Chagee reported a roughly 83% increase in its unit count between 2023 and 2024, reaching 6,440 as of Dec. 31, mostly in China, where it is the largest teahouse chain. About 169 are company-owned and the rest are franchised, though the company manages about 229 of the franchised locations.

Chagee’s revenues grew from about $344 million in 2023 to $1.7 billion last year.

In its IPO filing, Chagee said proceeds would be used to fund expansion, and that apparently includes in the U.S.

The first U.S. Chagee location is coming this spring to Los Angeles, where an outlet is reportedly opening in a Westfield mall. The company’s U.S. headquarters is in Irvine, California, and the plan for expansion here will include company-owned units, according to its LinkedIn page.
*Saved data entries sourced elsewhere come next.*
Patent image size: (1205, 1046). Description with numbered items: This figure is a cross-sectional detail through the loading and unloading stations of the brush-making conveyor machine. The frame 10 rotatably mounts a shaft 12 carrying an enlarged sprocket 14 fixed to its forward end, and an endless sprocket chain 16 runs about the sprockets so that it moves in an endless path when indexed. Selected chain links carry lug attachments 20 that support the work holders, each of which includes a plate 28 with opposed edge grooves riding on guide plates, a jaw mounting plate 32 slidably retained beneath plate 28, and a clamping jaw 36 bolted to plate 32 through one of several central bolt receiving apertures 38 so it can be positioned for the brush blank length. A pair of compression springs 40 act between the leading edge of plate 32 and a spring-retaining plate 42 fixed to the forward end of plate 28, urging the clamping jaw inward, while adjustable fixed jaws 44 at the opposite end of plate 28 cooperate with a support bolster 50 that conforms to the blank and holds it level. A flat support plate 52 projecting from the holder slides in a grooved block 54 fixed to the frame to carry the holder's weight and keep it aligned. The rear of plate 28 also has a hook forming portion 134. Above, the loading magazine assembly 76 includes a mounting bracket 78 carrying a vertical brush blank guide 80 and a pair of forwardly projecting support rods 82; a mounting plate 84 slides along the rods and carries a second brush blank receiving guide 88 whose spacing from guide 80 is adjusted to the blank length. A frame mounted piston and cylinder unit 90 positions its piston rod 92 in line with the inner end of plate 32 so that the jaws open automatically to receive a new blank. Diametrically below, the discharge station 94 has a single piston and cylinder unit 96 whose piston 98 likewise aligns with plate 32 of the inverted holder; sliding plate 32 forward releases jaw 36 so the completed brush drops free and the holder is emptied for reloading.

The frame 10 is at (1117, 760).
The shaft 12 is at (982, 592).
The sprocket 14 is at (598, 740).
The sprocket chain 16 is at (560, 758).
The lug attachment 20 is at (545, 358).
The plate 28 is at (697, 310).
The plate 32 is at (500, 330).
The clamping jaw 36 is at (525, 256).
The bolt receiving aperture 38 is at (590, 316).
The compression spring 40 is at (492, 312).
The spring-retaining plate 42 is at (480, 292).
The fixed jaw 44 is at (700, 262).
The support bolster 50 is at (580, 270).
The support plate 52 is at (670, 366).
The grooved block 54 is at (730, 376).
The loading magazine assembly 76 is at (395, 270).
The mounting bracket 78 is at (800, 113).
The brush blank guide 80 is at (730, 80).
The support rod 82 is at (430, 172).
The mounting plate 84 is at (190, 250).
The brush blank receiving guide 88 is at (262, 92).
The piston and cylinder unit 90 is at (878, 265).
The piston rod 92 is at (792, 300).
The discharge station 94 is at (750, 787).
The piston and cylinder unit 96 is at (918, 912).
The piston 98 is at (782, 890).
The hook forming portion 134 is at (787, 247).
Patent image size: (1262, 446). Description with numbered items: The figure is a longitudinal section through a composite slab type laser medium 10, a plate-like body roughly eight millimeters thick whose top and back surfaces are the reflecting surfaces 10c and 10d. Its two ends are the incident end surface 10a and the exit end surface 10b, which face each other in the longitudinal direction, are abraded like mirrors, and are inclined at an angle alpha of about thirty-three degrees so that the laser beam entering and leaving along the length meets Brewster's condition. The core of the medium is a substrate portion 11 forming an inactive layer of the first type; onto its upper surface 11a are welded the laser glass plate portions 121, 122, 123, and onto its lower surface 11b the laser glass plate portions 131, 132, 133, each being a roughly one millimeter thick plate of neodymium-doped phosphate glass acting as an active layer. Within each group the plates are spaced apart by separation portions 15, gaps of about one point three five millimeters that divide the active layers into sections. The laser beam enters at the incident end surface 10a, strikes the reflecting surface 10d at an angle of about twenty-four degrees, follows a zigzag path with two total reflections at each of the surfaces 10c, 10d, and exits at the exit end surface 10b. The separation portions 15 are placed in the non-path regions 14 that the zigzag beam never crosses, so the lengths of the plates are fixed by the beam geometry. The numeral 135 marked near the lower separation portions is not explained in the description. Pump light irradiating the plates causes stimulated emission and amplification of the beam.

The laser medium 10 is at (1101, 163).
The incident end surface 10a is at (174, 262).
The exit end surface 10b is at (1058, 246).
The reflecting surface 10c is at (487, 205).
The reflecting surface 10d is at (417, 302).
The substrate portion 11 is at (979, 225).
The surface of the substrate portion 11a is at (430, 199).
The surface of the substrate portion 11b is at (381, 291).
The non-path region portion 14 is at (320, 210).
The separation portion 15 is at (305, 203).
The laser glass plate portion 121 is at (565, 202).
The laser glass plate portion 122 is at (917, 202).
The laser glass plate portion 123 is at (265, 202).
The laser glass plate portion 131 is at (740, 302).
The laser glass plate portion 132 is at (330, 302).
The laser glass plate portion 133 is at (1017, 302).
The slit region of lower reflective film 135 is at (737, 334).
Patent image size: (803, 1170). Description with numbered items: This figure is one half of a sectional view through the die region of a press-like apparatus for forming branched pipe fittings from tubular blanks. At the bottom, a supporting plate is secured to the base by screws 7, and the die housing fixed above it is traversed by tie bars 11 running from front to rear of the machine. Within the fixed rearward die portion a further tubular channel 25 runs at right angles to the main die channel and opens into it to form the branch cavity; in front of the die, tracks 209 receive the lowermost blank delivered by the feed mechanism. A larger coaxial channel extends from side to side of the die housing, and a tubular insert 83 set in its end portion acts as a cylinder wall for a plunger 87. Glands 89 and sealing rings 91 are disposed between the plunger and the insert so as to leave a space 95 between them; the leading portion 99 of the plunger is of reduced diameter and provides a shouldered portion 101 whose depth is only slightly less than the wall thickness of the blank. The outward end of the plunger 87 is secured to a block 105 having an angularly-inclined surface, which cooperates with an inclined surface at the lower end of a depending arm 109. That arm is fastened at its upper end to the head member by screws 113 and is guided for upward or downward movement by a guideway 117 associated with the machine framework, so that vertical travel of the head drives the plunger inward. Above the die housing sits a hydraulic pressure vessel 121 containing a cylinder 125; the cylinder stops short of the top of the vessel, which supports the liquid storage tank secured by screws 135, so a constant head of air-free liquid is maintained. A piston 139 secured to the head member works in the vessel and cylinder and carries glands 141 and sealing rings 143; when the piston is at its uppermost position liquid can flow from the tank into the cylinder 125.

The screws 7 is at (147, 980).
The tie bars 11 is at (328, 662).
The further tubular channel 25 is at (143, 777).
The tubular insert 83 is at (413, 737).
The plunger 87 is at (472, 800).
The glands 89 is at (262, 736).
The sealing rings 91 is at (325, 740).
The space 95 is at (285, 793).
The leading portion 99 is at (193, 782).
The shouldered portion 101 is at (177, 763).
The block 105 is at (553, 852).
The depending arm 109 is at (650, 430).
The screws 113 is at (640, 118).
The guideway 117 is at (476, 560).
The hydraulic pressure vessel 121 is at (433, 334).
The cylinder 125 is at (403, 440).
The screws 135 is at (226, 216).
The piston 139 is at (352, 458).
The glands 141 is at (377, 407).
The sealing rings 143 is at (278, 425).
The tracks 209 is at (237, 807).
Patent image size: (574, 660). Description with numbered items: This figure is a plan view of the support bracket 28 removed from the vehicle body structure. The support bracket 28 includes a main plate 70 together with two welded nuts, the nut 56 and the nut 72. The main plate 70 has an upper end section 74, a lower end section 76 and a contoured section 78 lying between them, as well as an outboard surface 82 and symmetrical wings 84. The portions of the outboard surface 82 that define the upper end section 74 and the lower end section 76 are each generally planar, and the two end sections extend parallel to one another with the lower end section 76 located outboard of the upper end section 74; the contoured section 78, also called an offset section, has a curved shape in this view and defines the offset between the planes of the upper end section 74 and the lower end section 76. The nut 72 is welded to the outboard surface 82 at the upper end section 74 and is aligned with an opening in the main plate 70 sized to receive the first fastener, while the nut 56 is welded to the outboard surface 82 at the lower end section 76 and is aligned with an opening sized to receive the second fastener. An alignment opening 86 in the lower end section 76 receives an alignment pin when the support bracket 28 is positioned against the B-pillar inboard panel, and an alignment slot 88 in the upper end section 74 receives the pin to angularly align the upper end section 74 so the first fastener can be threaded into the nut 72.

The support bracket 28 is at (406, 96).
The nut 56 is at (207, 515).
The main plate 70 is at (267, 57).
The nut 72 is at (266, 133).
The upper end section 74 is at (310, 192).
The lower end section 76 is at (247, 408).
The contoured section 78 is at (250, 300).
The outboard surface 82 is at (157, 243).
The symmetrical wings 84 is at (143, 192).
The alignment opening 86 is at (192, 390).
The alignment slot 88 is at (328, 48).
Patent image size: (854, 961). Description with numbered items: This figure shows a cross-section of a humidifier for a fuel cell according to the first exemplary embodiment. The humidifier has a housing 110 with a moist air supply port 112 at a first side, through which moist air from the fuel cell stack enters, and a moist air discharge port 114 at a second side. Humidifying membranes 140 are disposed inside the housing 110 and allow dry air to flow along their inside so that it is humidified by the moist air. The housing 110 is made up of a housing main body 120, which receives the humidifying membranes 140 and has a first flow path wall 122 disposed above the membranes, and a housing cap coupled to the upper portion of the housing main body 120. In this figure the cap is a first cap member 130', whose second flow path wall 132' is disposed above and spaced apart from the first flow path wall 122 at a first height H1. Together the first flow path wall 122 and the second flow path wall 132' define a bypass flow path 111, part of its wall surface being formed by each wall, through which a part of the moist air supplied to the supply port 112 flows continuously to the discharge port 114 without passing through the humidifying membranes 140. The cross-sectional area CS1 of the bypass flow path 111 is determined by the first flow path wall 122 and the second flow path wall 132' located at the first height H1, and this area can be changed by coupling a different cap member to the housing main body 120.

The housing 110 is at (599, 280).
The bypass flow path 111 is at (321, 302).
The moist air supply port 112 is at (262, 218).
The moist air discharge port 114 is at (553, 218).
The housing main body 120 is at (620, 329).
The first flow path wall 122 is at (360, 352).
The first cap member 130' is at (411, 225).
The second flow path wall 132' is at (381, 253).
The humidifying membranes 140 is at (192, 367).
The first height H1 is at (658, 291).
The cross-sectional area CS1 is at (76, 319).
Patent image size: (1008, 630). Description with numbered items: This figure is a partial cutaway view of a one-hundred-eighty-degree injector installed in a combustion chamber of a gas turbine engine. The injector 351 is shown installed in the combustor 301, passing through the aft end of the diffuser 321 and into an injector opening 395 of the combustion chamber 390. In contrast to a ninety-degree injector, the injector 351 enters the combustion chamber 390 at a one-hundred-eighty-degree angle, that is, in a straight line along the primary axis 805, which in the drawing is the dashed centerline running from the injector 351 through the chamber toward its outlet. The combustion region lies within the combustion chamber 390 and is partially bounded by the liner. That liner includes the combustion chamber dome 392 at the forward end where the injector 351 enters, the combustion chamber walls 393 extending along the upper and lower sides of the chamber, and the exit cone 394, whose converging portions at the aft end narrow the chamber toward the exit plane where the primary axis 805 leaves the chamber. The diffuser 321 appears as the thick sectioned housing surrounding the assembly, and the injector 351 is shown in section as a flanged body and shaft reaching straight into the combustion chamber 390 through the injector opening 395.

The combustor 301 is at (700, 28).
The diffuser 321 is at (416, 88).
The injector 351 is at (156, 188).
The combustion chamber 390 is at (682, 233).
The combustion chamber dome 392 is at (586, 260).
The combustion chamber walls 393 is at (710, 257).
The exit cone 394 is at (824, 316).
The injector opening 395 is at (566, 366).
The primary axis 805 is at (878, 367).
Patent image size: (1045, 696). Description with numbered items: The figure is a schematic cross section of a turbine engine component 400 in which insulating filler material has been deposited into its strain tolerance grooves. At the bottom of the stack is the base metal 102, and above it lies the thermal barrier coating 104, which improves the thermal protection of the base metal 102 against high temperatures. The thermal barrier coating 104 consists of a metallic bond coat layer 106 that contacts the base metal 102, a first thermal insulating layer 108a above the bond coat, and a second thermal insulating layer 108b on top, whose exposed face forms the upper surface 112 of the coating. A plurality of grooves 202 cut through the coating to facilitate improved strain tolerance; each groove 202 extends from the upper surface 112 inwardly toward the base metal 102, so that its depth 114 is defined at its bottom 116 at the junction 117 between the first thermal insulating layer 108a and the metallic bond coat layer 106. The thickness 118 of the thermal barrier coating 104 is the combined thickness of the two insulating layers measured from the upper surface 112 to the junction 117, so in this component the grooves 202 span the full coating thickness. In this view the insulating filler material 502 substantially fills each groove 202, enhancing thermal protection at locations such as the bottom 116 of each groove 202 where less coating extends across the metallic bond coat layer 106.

The move comes as Luckin Coffee, another China-based beverage company, is also plotting another attempt to conquer America.  Its first U.S. location is reportedly coming to New York City sometime this year.

Also founded in 2017, Luckin has grown rapidly in Asia, outpacing Starbucks there. Luckin later filed for an IPO in the U.S.—before any units had opened here—but later was delisted after revealing it had inflated its earnings data.

Luckin filed bankruptcy and emerged with new financing and management, and carried on its growth path, more than doubling between mid-2023 and the end of 2024, when it had 22,340 units.

Luckin, however, faces a lot more competition in the coffee space.

Tea, on the other hand, has tremendous global potential, Chagee contends in its SEC filing.

It’s the second largest non-alcoholic beverage category worldwide with more than $467 million in sales and the potential to reach about $602 billion by 2028, with freshly made tea drinks projected to reach $122 billion. 

Tea drinking is on the rise in part because the base of consumers is expanding,  and there’s a potential to capture coffee drinkers because tea is more affordable and has a more healthful profile, Chagee contends in SEC filings.